Wordt Gabriël Fehervari binnen enkele jaren gehuldigd als de redder van het tweedeklassevoetbal? Nadat de onderhandelingen over een competitiehervorming en de verdeling van de tv-gelden met de Profliga, de vereniging van eersteklassers, spaak liepen, rook de digitale pionier zijn kans. Euro1080, de omroepdochter van zijn Alfacam Group, sloot enkele weken geleden een akkoord met de Nationale Voetballiga, die de clubs overkoepelt uit de tweede divisie. Het voetbal uit de tweede klasse, en passant omgedoopt tot Exqi League, zal de komende vier jaar, naast andere sporten als hockey en curling, de onderbouw leveren van Exqi Sport. Die themazender is op zijn beurt een onderdeel van de highdefinitiontelevisiezender Exqi.

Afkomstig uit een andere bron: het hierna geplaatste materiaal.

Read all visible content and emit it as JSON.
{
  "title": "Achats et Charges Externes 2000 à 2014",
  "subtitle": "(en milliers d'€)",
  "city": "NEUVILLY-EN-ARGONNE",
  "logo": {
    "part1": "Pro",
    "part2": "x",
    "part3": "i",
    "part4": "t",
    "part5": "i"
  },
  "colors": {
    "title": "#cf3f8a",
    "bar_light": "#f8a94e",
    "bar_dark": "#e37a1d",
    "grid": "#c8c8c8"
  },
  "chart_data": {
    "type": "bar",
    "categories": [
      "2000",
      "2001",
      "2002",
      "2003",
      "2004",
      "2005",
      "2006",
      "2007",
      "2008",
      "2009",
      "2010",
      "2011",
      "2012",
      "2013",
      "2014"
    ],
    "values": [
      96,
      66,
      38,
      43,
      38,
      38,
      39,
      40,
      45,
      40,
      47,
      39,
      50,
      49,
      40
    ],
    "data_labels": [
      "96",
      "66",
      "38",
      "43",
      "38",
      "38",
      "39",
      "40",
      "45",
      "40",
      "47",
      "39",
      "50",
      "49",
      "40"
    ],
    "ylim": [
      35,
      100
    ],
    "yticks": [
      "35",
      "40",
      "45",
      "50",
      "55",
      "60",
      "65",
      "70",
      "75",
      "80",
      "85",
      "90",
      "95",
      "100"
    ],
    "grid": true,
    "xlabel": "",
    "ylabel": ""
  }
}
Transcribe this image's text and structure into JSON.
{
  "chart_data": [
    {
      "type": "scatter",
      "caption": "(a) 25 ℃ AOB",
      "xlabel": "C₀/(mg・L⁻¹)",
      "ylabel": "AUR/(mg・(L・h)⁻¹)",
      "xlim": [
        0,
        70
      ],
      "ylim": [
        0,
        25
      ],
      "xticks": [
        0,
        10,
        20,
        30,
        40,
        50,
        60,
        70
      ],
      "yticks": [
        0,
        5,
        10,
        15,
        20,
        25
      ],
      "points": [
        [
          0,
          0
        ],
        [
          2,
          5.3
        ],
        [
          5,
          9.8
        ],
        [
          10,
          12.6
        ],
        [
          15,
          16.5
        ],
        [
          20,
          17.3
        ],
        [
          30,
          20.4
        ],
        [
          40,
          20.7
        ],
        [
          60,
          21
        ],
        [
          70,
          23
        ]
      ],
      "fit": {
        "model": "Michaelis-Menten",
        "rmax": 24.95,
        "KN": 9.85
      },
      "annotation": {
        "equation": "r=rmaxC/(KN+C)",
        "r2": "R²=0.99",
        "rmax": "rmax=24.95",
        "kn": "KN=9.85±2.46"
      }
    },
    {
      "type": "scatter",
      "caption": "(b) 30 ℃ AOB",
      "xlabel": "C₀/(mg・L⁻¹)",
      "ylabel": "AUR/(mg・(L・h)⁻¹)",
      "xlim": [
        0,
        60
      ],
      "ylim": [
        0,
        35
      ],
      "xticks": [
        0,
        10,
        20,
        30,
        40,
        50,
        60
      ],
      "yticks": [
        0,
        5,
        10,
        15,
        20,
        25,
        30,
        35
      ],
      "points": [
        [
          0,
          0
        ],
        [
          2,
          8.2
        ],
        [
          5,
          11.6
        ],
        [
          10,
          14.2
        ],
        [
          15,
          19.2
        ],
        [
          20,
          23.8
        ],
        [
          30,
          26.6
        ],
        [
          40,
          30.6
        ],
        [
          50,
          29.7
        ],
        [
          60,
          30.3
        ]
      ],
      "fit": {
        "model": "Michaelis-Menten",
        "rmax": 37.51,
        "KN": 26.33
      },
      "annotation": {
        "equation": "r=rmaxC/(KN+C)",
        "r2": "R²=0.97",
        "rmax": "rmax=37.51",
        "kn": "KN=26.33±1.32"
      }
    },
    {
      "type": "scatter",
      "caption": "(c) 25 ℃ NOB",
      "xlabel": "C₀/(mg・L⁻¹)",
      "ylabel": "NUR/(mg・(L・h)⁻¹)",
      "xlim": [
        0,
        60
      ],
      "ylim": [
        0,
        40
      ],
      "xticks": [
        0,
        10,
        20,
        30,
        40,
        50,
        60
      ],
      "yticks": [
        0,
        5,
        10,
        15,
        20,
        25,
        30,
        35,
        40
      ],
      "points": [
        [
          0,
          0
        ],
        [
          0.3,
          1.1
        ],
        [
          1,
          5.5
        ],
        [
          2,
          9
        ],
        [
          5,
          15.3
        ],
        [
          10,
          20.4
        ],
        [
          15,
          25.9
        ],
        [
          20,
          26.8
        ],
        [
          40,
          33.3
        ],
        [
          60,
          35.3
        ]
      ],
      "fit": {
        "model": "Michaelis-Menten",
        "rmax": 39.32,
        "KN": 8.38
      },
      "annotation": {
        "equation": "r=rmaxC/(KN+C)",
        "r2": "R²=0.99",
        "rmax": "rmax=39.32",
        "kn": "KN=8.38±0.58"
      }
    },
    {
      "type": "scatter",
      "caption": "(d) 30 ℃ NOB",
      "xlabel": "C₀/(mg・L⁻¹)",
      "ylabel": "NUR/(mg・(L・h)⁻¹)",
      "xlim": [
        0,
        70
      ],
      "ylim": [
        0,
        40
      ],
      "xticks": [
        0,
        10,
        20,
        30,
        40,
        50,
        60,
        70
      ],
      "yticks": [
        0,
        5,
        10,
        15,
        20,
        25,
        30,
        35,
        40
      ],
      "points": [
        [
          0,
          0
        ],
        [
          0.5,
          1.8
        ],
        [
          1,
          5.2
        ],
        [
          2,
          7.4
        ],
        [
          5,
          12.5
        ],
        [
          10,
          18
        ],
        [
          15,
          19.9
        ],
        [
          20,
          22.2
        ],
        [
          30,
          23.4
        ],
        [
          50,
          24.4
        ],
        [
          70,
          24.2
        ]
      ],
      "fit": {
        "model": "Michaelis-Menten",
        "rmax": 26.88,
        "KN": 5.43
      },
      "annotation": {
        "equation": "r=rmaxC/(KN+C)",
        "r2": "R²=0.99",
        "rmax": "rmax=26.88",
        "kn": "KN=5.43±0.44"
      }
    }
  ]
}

De eerste match die live werd uitgezonden, Brussels-Beveren van woensdag 13 augustus, kon nog enkel worden bekeken door de highdefinitionklanten van televisiedistributeurs Indi en Coditel. “Maar we willen dat Exqi zo snel mogelijk in alle basispakketten zit, zodat iedereen ze kan zien”, sust David Steegen, verantwoordelijk voor Exqi Sport. De onderhandelingen met Belgacom TV, Telenet, het Waalse VOO en andere tv-distributeurs zijn volop bezig. Naast de Engelse Premier League wordt de Belgische tweede klasse de enige Europese voetbalcompetitie die in high definition (HD) zal worden uitgezonden, en allicht zelfs de enige die zowel analoog, digitaal als in HD te bewonderen zal zijn.
Maar terwijl de eersteklassers per jaar 44,7 miljoen euro beuren uit hun driejarige deal met Belgacom TV, is Fehervari iets zuiniger. “Exqi League? Mooie naam”, meesmuilt voorzitter Gérard Herbigniaux van Excelsior Virton. “Maar buiten wat mediabelangstelling levert het ons niets op. Dat is ten vroegste voor binnen twee, drie jaar, schat ik.”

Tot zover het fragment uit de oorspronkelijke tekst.